Parents and school children in Lilongwe have singled out corruption among law enforcement agents as a major hindrance to the fight against gender-based violence (GBV) in Malawi.
The parents and the children have also challenged that Malawi’s battle against GBV will not bear fruits unless the Malawi Police Service (MPS) rise above their petty assurances of “police investigations are still underway” and take a pragmatic approach to addressing the
The sentiments were made on Monday during the SheTalks GBV conference in Lilongwe.
The conference, which was part of the 16 days of activism against gender based violence, was organised by Every Girl In School Alliance (EGISA) in partnership with Plan International Malawi.
Some of the schoolgirls that attended the conference questioned the honesty and professional standing of law enforcers in taking decades to conclude investigations in GBV cases.
“There have been cases reported to the police, but in less than a day, you find the suspect is out walking freely in the same society he committed a crime. Where is your professionalism with such kind of actions?” asked a girl-child (name concealed).
In his response, the Assistant Commissioner of Police, Maclean Mguntha, assured that the police service will remain committed to discharging its duties without partiality and high levels of professionalism.

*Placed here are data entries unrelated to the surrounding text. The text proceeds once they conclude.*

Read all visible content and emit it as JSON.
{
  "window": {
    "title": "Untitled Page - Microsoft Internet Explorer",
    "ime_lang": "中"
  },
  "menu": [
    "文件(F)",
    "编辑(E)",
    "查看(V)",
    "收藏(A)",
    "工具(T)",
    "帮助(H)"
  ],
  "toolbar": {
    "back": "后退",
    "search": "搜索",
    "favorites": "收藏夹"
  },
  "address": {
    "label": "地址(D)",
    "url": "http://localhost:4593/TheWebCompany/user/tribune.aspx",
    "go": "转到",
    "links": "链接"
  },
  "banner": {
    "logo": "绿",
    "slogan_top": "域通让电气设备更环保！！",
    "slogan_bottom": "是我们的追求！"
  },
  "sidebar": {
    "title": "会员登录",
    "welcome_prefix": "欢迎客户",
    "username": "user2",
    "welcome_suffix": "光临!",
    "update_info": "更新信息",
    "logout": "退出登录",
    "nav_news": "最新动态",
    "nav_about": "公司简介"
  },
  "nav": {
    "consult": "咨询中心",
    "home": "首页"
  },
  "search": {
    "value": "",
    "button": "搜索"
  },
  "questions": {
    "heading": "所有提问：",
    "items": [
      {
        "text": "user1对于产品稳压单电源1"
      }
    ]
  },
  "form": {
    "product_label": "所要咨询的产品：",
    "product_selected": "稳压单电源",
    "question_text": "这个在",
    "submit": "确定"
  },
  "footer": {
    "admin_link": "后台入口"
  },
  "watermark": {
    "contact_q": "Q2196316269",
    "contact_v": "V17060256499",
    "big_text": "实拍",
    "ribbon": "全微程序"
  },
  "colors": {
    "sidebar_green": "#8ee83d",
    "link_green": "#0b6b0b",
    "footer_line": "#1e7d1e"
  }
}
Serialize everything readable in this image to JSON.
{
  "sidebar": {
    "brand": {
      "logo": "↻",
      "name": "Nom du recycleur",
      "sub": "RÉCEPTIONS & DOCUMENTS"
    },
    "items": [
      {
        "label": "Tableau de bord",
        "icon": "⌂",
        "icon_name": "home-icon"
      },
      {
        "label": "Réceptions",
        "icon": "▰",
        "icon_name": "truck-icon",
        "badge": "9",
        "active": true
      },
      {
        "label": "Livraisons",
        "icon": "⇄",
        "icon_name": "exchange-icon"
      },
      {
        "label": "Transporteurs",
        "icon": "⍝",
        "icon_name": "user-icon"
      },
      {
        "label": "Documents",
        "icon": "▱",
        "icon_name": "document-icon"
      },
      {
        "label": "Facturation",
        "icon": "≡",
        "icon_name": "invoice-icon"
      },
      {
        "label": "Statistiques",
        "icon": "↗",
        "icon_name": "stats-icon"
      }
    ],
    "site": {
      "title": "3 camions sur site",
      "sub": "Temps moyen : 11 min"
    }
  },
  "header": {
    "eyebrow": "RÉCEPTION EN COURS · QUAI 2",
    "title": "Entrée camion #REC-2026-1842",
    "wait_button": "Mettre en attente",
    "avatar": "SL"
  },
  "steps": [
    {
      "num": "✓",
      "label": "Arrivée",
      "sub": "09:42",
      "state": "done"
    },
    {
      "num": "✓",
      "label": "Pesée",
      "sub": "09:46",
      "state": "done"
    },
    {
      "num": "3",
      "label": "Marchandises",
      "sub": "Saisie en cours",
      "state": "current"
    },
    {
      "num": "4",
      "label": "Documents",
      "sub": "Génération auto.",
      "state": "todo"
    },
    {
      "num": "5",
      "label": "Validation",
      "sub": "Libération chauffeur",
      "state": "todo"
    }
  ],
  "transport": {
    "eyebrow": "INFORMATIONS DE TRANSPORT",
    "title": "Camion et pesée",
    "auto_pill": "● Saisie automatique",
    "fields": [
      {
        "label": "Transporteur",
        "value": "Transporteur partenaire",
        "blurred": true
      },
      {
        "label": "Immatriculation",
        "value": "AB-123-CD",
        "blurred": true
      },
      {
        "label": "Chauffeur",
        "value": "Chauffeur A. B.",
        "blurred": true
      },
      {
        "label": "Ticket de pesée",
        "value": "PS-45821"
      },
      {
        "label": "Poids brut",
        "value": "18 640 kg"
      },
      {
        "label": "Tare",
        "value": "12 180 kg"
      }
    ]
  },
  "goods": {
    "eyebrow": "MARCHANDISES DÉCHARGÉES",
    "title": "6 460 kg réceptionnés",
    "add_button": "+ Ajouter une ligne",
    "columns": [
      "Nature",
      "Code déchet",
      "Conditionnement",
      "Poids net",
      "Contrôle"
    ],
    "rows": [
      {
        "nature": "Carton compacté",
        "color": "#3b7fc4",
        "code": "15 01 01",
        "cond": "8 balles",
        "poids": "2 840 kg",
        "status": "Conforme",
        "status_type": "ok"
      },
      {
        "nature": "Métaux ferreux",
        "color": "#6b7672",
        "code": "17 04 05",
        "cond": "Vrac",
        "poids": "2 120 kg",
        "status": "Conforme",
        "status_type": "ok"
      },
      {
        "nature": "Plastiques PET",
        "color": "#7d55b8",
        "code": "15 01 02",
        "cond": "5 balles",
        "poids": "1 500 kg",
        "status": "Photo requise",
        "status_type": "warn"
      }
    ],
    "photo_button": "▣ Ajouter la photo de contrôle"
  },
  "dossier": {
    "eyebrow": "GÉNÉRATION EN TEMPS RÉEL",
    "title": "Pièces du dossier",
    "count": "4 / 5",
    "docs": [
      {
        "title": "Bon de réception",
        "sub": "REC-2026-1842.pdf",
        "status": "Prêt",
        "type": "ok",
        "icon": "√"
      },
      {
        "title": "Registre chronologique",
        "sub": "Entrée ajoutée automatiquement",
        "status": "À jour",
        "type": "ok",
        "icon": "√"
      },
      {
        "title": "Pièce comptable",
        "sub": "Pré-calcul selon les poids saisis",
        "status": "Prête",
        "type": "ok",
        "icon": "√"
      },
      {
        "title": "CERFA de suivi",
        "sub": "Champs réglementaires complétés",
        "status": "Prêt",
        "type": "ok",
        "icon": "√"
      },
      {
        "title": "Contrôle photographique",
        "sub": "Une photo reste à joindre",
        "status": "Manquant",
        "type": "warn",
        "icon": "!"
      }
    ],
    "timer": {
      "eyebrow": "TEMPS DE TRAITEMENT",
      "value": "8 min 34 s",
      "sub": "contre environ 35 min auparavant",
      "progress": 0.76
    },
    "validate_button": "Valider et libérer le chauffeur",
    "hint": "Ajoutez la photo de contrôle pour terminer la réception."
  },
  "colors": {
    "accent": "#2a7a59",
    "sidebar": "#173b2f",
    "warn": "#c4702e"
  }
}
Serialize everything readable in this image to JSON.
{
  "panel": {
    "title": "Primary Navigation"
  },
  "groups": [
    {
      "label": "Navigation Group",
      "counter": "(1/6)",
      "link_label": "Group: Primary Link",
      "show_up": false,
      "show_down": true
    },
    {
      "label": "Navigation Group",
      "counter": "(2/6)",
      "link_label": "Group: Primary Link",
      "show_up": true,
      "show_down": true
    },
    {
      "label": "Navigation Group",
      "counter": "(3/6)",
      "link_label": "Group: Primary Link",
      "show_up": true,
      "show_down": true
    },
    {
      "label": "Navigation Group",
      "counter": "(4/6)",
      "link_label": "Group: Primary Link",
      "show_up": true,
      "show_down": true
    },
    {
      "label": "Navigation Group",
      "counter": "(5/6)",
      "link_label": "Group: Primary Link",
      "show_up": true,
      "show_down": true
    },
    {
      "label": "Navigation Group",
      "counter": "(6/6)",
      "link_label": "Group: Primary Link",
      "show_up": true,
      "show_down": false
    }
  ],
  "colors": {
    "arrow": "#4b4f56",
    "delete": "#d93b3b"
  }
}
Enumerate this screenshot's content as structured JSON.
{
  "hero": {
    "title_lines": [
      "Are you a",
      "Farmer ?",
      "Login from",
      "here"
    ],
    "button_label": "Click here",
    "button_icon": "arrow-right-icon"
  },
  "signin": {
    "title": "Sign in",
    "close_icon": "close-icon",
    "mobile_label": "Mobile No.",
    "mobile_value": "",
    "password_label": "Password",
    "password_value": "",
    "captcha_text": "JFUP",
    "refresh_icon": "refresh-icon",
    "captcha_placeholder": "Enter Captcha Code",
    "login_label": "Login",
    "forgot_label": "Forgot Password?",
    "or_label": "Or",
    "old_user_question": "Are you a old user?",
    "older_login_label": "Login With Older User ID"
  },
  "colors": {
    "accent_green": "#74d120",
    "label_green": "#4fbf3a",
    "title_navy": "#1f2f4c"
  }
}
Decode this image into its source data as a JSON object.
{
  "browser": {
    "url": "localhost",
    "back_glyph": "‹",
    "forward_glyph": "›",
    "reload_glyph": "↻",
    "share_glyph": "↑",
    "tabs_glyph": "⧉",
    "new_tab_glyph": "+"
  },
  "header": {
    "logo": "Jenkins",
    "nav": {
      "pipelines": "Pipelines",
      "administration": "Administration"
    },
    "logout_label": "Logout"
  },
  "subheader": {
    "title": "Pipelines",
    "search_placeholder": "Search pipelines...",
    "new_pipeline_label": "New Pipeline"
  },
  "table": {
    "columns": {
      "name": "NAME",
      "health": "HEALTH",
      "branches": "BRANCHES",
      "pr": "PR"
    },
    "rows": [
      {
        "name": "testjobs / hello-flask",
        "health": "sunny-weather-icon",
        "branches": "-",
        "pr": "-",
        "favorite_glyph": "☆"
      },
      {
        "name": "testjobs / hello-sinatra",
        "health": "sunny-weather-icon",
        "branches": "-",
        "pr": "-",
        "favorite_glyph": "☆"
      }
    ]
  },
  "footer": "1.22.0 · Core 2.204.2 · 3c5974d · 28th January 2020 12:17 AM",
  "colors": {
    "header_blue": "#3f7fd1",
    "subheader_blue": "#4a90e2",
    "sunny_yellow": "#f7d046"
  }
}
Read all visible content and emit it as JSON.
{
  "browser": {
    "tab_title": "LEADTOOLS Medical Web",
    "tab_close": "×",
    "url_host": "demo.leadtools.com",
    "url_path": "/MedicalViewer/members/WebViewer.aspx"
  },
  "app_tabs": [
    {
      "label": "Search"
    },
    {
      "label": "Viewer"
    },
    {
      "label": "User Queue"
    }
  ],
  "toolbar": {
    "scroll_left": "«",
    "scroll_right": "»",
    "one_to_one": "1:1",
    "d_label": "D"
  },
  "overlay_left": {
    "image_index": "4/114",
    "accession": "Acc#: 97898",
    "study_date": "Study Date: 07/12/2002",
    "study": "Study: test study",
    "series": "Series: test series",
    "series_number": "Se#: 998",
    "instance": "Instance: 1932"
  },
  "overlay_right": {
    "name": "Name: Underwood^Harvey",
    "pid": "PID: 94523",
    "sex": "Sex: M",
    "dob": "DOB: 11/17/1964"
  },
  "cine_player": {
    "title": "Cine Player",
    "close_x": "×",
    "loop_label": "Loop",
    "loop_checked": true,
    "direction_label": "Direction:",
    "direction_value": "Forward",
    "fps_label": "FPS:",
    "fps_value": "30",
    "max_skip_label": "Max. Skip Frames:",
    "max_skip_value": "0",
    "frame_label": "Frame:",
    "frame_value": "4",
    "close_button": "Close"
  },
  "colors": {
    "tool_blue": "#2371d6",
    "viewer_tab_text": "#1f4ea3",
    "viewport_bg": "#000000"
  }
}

Mguntha drew the attention of the participants to the recent arrest of two police officers who are suspected to have committed rape cases in Phalombe.
“As police, we shall continue arresting police officers who do not discharge their duties as they are expected to. No one is above the law. So, be assured that the police officers, too, are subject to the law,” he said.
Plan International Malawi Business Development Manager, Catherine Ball, disclosed that in Malawi, over 28 percent of women have experienced physical violence and over a quarter of women have experienced sexual violence in their lifetime.
Ball further disclosed that survivors of gender based violence have difficulties in accessing justice.
“Social norms and beliefs about gender roles; and the stigma that surrounds violence, combined with a lack of knowledge and legal literacy, mean that survivors of violence face difficulties in reporting violations. Formal justice systems are often far away and expensive; access to appropriate legal representation is limited; and justice providers are not always responsive,” she said.
EGISA executive director for Africa, Wilson Chivhanga, said time had come for Malawi to open up and start conversing around GBV and how they hurt the social and economic development of the country.